Apparently, however, the challenges that Disney princess actresses face are even more complex than previously thought — and the Walt Disney Company has specific rules set in place to handle female performers’ aging. When a Cast Member who is playing a Disney princess enters her late 20s, which is considered to be on the older side for a Disney princess, Disney apparently starts the process of shifting the female performer into a new role — and that new role is often Mary Poppins.
The enigmatic British nanny played by Dame Julie Andrews decades ago seems like a predictable choice, since Mary Poppins is still relatively young but more conservative in dress and more ‘motherly’ than Disney princesses are. According to the writer who tried out Disney jobs recently for Bloomberg, “Mary Poppins has become a go-to transitional role when a Snow White begins to go a little Snow Gray.”
In addition, once a Disney performer has become older than her Mary Poppins role, she will be moved to yet another role as a character performer…but not for decades! “Most of the time,” the writer Brandon Presser explained, “Cast Members move to another department for a decade or two”.
Then, they come back as performs in the role of Cinderella’s Fairy Godmother.
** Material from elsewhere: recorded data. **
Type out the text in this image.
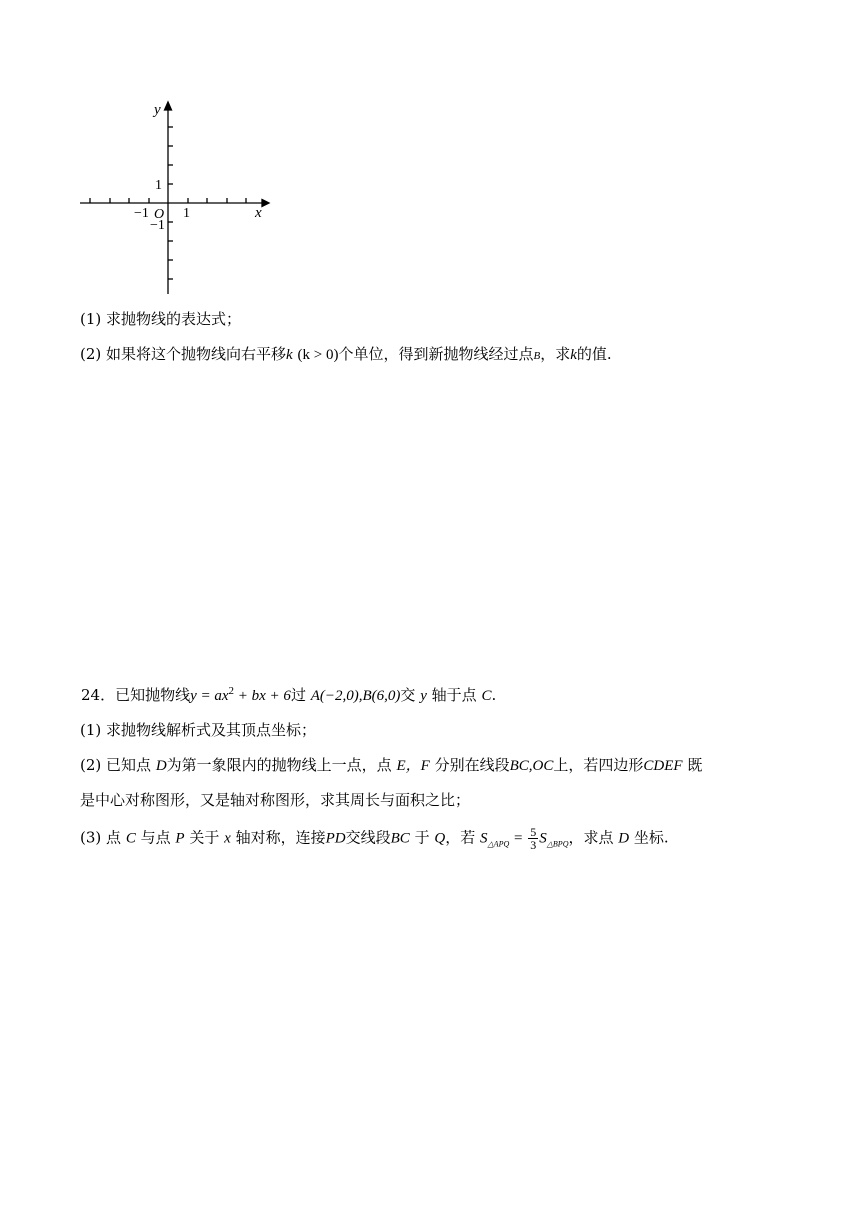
y
x
1
−1 O 1
−1
(1) 求抛物线的表达式；
(2) 如果将这个抛物线向右平移k (k > 0)个单位，得到新抛物线经过点B，求k的值.
24．已知抛物线$y = ax^2$ + bx + 6过 A(−2,0),B(6,0)交 y 轴于点 C.
(1) 求抛物线解析式及其顶点坐标；
(2) 已知点 D为第一象限内的抛物线上一点，点 E，F 分别在线段BC,OC上，若四边形CDEF 既
是中心对称图形，又是轴对称图形，求其周长与面积之比；
(3) 点 C 与点 P 关于 x 轴对称，连接PD交线段BC 于 Q，若 $S_{\triangle APQ} = \frac{5}{3} S_{\triangle BPQ}$，求点 D 坐标.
So when you are looking at a Fairy Godmother, you are possibly looking at a Disney performer who once played multiple Disney princesses, then Snow White, and then some kind of non-face character job for years before her current role!
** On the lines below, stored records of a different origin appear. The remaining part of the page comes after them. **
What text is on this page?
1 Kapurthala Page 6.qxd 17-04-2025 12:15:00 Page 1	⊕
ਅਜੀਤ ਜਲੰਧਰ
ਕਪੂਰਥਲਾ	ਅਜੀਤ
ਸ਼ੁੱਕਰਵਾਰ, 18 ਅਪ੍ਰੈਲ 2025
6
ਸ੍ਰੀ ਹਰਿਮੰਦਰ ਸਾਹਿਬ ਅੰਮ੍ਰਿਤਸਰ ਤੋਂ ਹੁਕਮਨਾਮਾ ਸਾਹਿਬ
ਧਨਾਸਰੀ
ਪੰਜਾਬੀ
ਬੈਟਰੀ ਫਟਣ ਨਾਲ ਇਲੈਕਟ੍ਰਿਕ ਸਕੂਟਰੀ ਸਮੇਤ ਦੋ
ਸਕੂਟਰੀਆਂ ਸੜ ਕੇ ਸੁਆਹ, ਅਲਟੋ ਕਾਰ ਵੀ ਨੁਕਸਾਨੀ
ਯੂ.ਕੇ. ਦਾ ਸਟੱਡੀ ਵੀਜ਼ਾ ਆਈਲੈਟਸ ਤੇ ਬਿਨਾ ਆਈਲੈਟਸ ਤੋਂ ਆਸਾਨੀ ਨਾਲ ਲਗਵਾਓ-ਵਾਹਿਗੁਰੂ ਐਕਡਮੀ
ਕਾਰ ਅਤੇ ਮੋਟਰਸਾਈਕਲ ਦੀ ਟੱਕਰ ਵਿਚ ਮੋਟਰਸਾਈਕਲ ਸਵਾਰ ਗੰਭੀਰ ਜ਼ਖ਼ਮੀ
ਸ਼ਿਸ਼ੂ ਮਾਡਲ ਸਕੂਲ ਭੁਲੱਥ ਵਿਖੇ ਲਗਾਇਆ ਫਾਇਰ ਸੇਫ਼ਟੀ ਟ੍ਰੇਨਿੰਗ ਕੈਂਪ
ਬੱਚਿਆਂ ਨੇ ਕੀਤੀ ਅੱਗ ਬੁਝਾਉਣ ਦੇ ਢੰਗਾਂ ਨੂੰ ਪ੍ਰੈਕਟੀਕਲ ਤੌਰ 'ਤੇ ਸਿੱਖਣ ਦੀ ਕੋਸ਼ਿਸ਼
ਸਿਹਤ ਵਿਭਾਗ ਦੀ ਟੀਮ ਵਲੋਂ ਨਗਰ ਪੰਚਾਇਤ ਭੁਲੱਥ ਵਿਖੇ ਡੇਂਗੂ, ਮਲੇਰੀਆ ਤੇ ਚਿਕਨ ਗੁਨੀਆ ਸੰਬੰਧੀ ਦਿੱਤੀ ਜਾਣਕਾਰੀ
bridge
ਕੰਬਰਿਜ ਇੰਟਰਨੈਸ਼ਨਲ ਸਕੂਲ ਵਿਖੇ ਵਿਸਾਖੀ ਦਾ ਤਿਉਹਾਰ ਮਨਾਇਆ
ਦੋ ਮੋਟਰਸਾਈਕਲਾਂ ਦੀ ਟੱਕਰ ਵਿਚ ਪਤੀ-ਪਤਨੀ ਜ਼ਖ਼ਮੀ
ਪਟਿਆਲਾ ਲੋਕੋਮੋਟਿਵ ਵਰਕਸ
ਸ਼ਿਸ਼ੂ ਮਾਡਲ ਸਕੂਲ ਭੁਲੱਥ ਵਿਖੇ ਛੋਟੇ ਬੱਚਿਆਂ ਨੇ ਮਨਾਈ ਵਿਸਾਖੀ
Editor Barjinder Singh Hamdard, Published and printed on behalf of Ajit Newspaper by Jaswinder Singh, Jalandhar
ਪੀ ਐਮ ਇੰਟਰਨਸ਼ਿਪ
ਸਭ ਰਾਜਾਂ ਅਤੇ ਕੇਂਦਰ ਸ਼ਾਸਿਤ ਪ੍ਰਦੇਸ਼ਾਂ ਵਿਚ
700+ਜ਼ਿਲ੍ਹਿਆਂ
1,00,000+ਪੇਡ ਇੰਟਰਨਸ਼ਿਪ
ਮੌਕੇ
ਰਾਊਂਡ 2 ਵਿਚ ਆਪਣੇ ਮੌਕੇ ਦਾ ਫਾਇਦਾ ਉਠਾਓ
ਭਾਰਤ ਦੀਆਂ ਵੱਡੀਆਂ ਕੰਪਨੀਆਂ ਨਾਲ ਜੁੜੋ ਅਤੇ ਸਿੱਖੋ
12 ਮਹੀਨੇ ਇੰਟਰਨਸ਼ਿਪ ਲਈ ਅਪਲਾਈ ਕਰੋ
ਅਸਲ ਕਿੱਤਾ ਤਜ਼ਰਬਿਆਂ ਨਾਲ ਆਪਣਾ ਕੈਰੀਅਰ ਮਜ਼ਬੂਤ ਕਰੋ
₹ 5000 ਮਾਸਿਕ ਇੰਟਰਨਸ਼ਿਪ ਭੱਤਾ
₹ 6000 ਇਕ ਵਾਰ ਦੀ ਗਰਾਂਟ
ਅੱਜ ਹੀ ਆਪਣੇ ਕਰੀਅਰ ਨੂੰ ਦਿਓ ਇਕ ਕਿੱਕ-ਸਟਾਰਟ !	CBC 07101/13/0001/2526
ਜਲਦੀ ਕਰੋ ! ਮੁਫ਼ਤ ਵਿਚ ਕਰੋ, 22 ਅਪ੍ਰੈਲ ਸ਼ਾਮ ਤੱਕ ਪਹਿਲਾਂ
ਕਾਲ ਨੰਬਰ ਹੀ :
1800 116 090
Presser also revealed that if a Disney princess has gained some weight, gone through a growth spurt, or struggles to fit into the costume that she shares with other Disney princess performers for some other reason, then she might get “demoted from…princess to princess handler, at least temporarily”. A performer who is injured might also become a handler instead of a performer for a while.
Did you know that the Walt Disney Company had a system in place to transfer its face character performers to different roles in relation to their age — and did you know that Disney princesses might have to take 20 years off in between their face character roles until they can play the Fairy Godmother?